Saturday, March 26, 2011

Connected: Or How We Should All Just Mind Our Own Business and Listen to Cheap Trick

     But in the case of the book by Nicholas A. Christakis, MD, PhD and James H. Fowler, PhD, it appears that we, the people, at least scientifically speaking, cannot help but be influenced by the other people and the activities of the other people that flurry around us. For Chapter One’s [In the Thick of It] grim description of a series of family-connected murders in the Mediterranean, I even drew out a graph to keep up with the connections of who went after who and why.
     In the study of network science and theory, Christakis and Fowler take on what seems an almost common sense approach to their revelations, which makes the book an easy read. I was even curious about some of the items that were on the jacket cover. For example, “You will never date your ex-partner’s current partner’s ex.” For some reason, I was thinking that singer Shania Twain had actually broken some unwritten human code, because she recently completed that task (divorcing her ex- and then marrying his best friend) – but the authors brought this question (p.99) about in the context of high school relationships, not multi-million dollar celebrities.
     As such, the study of network science and theory takes a simple question, and attempts to answer with, again, results that seem to be common sense answers. For example, take the question that I saw on Twitter the other day:

@hearitlive A buddies older brother turned me on to Cheap Trick when I was 9 - i thought he was pretty cool. Does that still happen?
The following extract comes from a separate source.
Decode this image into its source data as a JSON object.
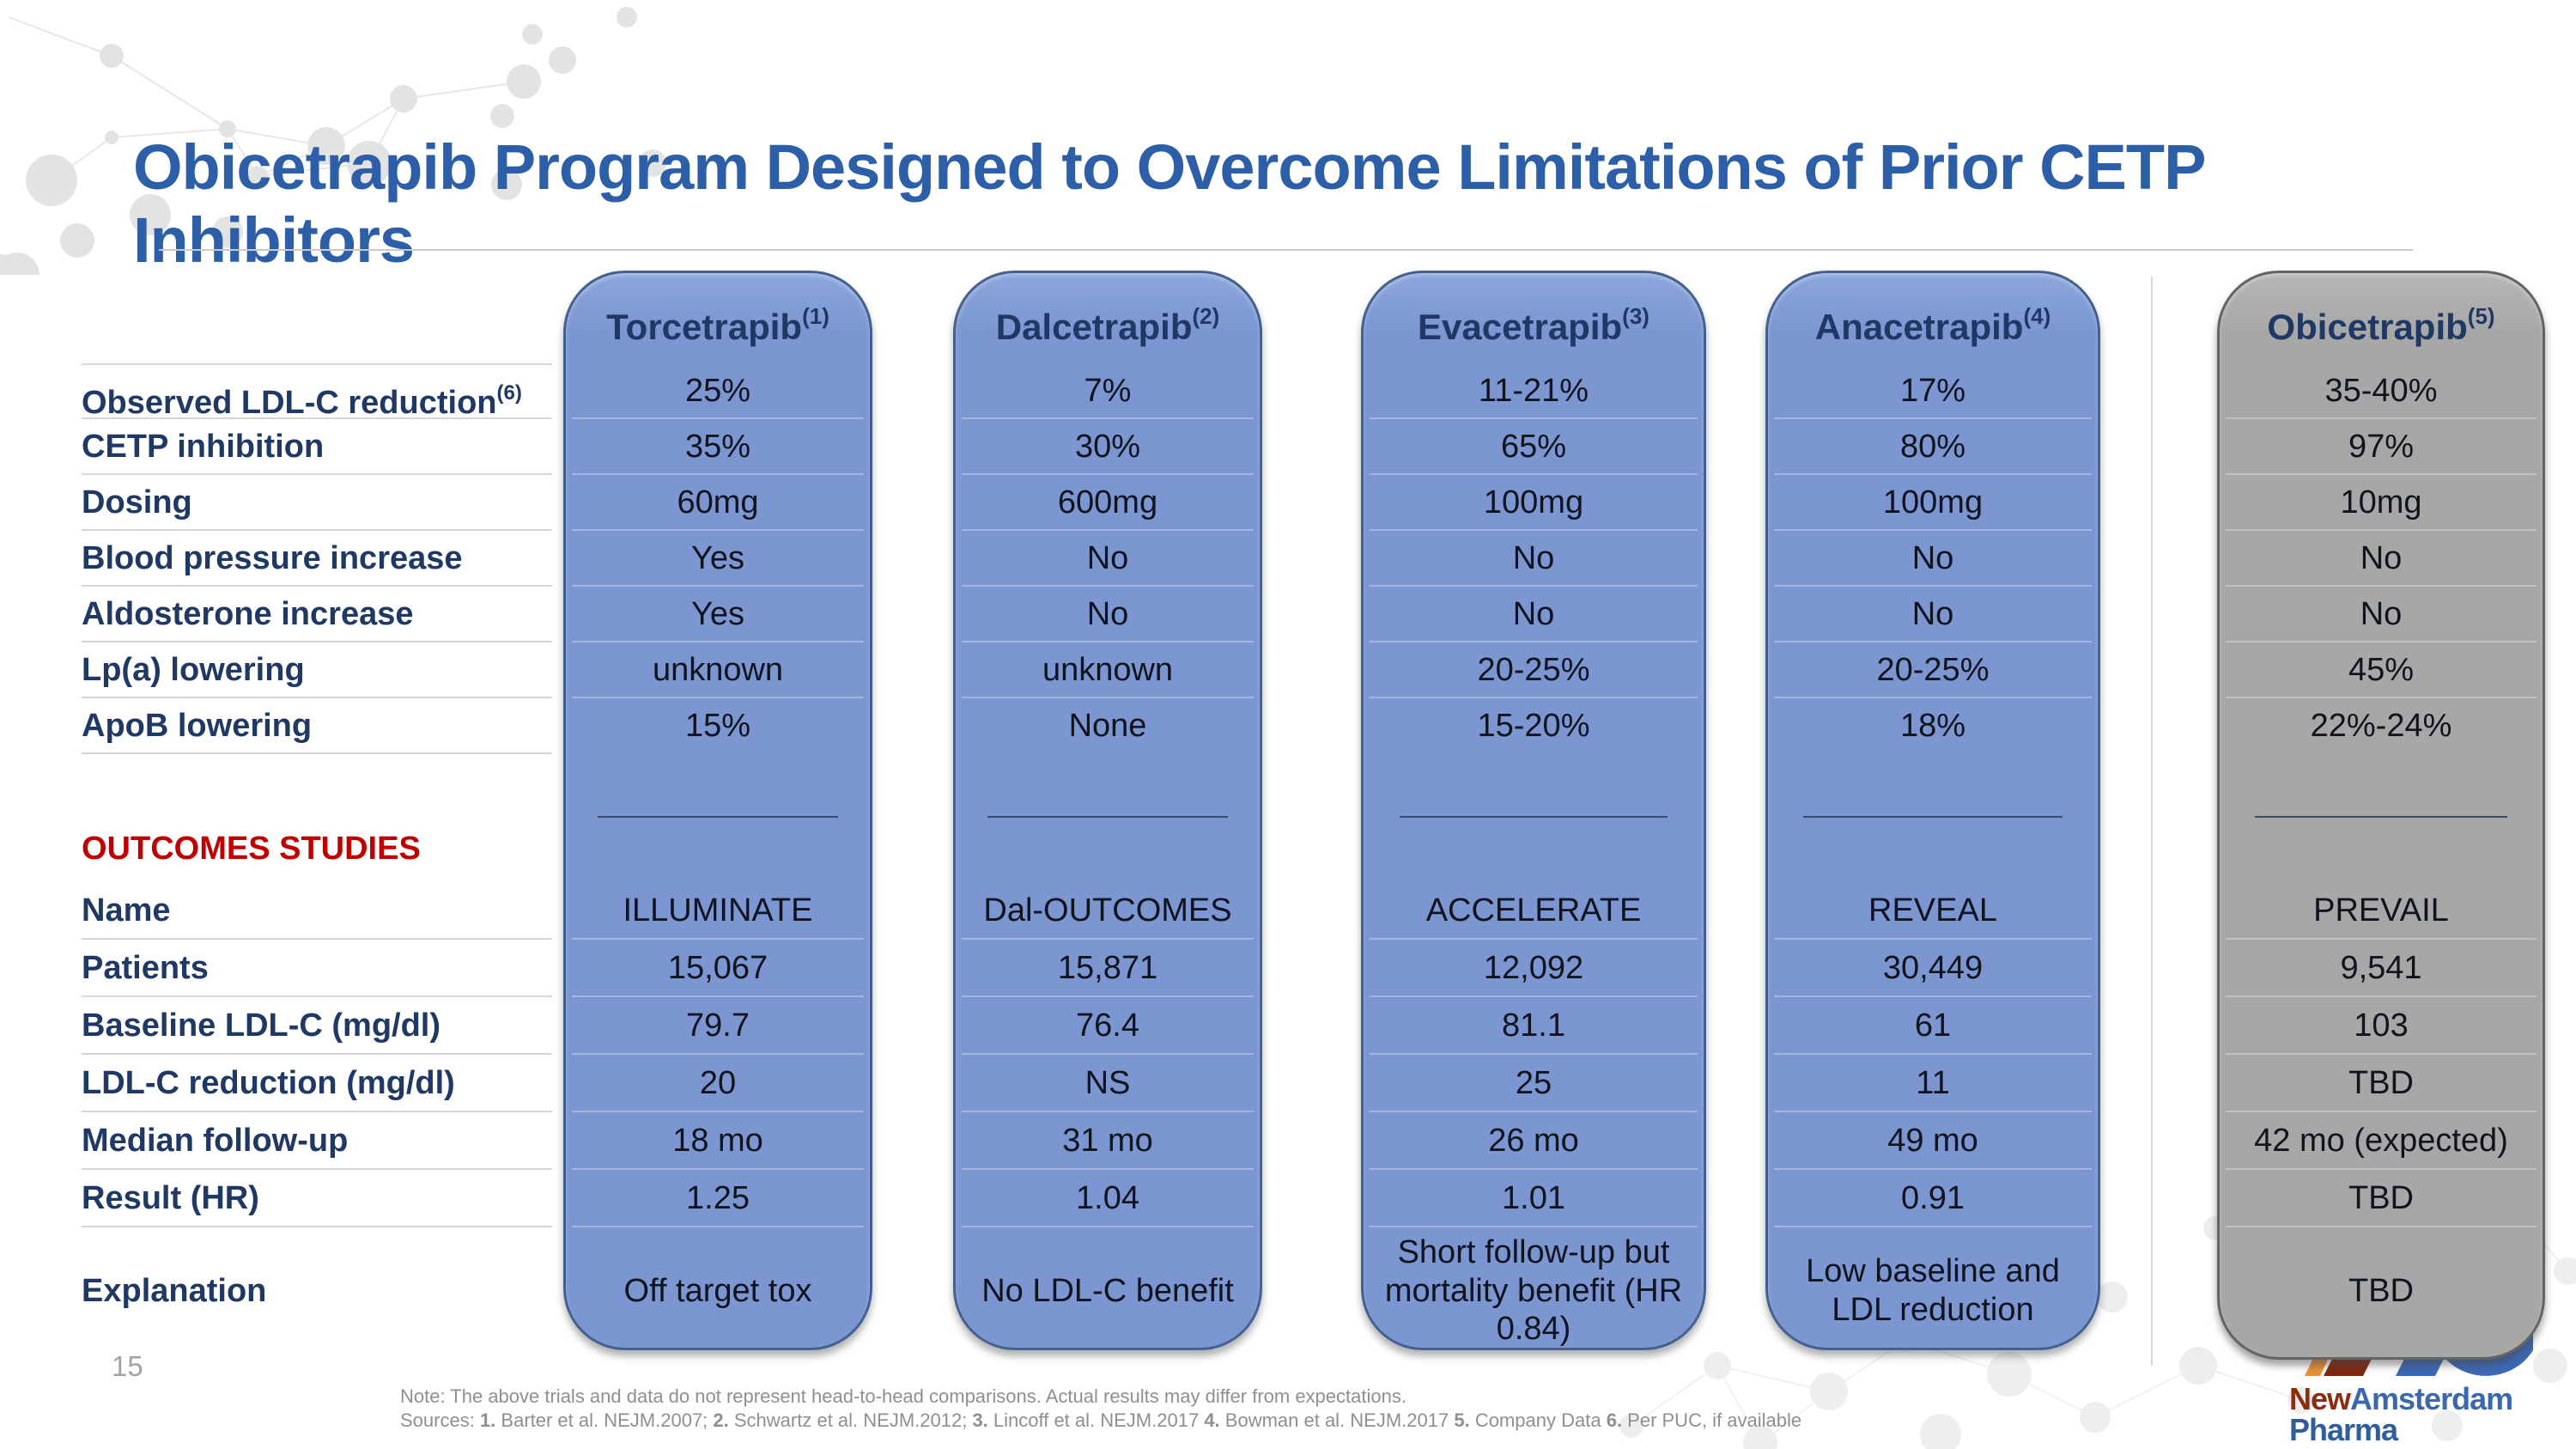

     So the way that we listen to music now...is it the same way that we used to listen to music and DOES that kind of activity (older kids influencing younger kids) even happen anymore? I think it’s a legitimate question. Kids used to have turntables in their rooms and big 12” x 12” works of art [that held the LP] to look at while listening to their favorite bands play their favorite song, lyrics usually included with the LP cover sheet. Younger brothers and sisters and the friends of the younger brothers and sisters would sneak into that bedroom and find albums that they were not listening to or had ever heard of, exposing them to a different music style or band that they never would have heard about on their own. A pre-teen might hear the Doors for the first time, and because they were so much younger than the teenager, would be even that much more influenced by the experience of hearing this band music.
   Today, everyone is rockin’ the earbuds. Not many people I know buys CD’s. And although there has been a slight resurgence in discovering music on LP’s and the experience of hearing music on a turntable (Half-Price books usually has a good stream of young adults checking out their LP section most weekends), it seems like the music-experience, aside from attending a concert or commenting on the latest episode of American Idol on Twitter, seems to be a solitary experience.
     And because there seems to be such an over-saturation of the market, in terms of avenues and modes of availability in which you can access different types and styles of music - not just 'The Hits' - the way that young kids are even exposed to new [or even old] bands changes every day. The authors might agree.
     Therefore, I think that Connected can shed light on a lot of questions such as:
  • Why certain musical acts don’t get into the Rock n Roll Hall of Fame? 
  • How diseases and/or contagions spread through certain communities and not others? 
     Connected was written in 2009 and already some statistics have changed. For example, the average user on Facebook now has 130 friends, not 110. This number is still below of what the author's discuss as Dunbar's theory (p. 248) - 150 being the the limit as to which humans have the ability to recognize, monitor and assess other people within their network without being overwhelmed by not knowing who is who, friendly vs. hostile, etc. One interesting aspect of of this theory is that modern armies have remained small even to this day, "...suggest[ing] that communication is not the crucial factor. More important is the human mind's ability to track social relationships, to form mental network maps that track who is connected to whom and how strong or weak, cooperative or aggressive, those relationships are."
     As the authors discuss the Internet and its impact on social relationships, they discuss how e-mail was the earliest versions of our online social networking ability. And just as e-mail was condensed so that one e-mail address came to represent one identity, so too will we soon have one profile that "allows one to traverse many virtual worlds and social networks." (p.274) However, we may be required to share our friends on Facebook, but I can still choose to participate minimally.
     As the number of our online social circle grows past what we can truly feel comfortable controlling, will people begin to segment their interests into different personalities/profiles? How much will this compartmentalization change the value structure of the identity represented?